JoachimDunkel opened this issue · comments

Our codebase features a solution with +100 projects. I am concert integrating this tool because of legal issues.
As an enterprise we can't just run around and sign third party .dlls
Do we need to check if we have the legal permissions for signing every CL project we are using.
Or did I understand your tool wrong.

I'm not the author, but my take on it is that you're on your own. If you need signed assemblies, this is just a tool enabling it - you will definitely need to clear this legally, you don't want to be the person responsible.

A common solution before StrongNamer was to do an in-house signed build of an open source project, pushed to a private nuget feed.
An alternative is to merge 3rd party assemblies with your own code (using ilmerge or ilrepack), and sign the result.

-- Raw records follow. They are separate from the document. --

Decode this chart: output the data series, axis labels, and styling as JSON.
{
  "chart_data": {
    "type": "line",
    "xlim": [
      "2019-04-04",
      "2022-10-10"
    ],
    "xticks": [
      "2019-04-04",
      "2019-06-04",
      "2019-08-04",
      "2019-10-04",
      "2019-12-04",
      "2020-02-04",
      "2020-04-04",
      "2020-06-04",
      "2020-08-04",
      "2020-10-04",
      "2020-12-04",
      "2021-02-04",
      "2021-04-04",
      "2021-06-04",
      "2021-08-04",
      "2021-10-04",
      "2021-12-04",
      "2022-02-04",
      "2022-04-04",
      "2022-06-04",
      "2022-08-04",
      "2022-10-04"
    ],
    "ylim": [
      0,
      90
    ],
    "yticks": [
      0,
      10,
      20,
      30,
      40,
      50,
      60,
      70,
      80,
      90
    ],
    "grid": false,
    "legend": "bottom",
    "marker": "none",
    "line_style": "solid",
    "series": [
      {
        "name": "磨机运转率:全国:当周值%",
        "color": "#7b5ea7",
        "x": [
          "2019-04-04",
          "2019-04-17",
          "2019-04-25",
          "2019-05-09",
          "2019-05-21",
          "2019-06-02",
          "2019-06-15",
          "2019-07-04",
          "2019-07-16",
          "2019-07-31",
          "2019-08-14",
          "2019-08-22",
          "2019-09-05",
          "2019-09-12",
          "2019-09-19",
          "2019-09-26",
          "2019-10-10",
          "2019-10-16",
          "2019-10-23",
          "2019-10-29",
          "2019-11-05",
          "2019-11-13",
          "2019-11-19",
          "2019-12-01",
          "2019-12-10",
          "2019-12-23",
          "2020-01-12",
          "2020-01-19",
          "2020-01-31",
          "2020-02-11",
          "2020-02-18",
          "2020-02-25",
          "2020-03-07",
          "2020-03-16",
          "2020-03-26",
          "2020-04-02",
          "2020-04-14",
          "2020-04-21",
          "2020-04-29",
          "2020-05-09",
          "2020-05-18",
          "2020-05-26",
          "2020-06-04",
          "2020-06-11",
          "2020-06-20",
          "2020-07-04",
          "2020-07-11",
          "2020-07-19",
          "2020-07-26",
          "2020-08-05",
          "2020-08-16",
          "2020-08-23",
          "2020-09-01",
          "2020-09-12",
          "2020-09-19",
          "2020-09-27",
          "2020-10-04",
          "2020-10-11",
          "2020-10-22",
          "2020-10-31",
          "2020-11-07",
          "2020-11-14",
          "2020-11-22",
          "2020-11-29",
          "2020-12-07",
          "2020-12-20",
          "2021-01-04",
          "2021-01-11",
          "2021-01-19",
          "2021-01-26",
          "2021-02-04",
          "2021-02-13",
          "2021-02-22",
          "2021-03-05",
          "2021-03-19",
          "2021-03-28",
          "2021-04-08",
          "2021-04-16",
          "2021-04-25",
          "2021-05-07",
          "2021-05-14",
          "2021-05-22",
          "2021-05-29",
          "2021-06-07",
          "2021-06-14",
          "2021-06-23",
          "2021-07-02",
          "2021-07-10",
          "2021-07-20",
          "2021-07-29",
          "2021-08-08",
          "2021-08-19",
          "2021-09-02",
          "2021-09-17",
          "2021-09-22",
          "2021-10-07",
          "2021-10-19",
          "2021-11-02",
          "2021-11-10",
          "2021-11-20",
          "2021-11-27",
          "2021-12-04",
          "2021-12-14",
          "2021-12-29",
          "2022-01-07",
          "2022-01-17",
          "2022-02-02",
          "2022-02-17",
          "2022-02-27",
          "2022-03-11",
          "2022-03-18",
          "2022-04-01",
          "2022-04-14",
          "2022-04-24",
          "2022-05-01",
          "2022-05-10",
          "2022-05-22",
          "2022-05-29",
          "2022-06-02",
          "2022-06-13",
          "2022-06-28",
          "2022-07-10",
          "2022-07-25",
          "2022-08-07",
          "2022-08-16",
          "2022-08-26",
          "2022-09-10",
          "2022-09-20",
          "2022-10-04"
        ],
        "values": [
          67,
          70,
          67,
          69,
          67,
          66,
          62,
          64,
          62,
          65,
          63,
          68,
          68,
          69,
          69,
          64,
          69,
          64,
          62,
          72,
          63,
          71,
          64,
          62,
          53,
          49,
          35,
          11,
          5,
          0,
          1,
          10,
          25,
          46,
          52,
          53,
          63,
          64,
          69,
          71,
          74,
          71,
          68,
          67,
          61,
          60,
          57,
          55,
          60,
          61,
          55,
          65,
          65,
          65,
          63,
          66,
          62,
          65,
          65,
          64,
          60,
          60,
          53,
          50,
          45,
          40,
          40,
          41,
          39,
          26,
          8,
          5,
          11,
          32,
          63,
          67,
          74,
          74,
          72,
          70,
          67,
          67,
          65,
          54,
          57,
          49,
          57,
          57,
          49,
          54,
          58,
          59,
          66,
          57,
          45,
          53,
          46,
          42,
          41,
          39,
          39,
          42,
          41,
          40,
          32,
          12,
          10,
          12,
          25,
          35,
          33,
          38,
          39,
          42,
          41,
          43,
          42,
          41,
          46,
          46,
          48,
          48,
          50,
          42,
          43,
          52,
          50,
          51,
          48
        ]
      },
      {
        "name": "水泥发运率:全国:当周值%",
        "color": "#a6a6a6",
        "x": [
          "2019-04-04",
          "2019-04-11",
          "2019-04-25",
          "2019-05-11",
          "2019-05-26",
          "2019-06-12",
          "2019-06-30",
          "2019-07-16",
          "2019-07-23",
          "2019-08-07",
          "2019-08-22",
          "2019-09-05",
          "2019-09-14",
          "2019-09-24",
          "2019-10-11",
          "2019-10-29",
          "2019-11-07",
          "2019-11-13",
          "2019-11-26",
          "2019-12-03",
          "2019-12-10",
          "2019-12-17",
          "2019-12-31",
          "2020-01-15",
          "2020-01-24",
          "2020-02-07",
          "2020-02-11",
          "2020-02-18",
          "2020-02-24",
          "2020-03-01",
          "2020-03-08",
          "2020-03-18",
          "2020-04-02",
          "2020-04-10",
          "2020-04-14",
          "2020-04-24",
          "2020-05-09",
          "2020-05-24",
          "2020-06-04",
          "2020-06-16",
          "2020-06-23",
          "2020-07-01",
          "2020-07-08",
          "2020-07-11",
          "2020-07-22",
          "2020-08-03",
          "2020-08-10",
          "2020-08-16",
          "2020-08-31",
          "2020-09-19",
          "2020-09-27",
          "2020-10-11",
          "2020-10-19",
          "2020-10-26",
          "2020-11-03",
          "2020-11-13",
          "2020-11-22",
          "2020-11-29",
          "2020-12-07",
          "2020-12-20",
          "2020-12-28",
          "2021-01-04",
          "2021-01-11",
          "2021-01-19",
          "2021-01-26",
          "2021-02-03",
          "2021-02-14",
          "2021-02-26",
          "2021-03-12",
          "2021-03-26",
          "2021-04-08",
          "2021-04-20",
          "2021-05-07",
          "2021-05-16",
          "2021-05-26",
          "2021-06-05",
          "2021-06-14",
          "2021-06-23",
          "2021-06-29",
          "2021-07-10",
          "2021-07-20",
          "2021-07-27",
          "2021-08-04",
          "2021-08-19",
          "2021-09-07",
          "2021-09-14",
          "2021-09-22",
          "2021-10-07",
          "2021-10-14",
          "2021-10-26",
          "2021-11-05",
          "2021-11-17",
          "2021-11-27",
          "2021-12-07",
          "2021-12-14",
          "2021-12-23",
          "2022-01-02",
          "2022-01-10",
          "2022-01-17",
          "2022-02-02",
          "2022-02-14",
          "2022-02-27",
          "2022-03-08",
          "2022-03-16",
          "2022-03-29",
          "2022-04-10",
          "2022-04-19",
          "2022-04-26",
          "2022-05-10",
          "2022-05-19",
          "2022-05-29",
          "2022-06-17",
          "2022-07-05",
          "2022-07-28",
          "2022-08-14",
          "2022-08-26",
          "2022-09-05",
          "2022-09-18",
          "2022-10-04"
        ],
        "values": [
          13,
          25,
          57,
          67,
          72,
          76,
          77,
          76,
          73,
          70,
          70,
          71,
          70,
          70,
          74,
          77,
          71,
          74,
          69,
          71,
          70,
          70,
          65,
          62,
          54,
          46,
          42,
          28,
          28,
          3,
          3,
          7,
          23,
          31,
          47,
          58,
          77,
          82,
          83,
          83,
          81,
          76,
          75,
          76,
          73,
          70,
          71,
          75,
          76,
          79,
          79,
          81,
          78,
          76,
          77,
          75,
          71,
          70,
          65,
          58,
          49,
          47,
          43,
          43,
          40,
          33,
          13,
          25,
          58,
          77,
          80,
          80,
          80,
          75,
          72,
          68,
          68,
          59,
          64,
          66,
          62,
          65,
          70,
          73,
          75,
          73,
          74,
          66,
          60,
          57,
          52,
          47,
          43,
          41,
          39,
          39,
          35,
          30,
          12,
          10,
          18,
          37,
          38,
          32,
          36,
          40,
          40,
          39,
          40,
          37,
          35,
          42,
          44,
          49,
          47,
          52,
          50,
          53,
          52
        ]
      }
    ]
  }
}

The end results are pretty much the same, but these latter approaches gives you greater control and awareness of the code actually included, at the cost of considerably more work.

Whether and how you use StrongNamer, must be vetted by your legal department.

Note that StrongNamer seems to have undocumented support for providing your own code signing key - I have not tested it.

@iDouzer Just to add to what @ugumba said, by signing these 3rd party assemblies, you're effectively modifying the binaries, so if you want to be safe, then yes... You should make sure the license of each of these projects don't prohibit you from modifying the binaries.

For most open source projects, it should be an easy task as they usually use well-known licenses such as Apache, MIT, etc.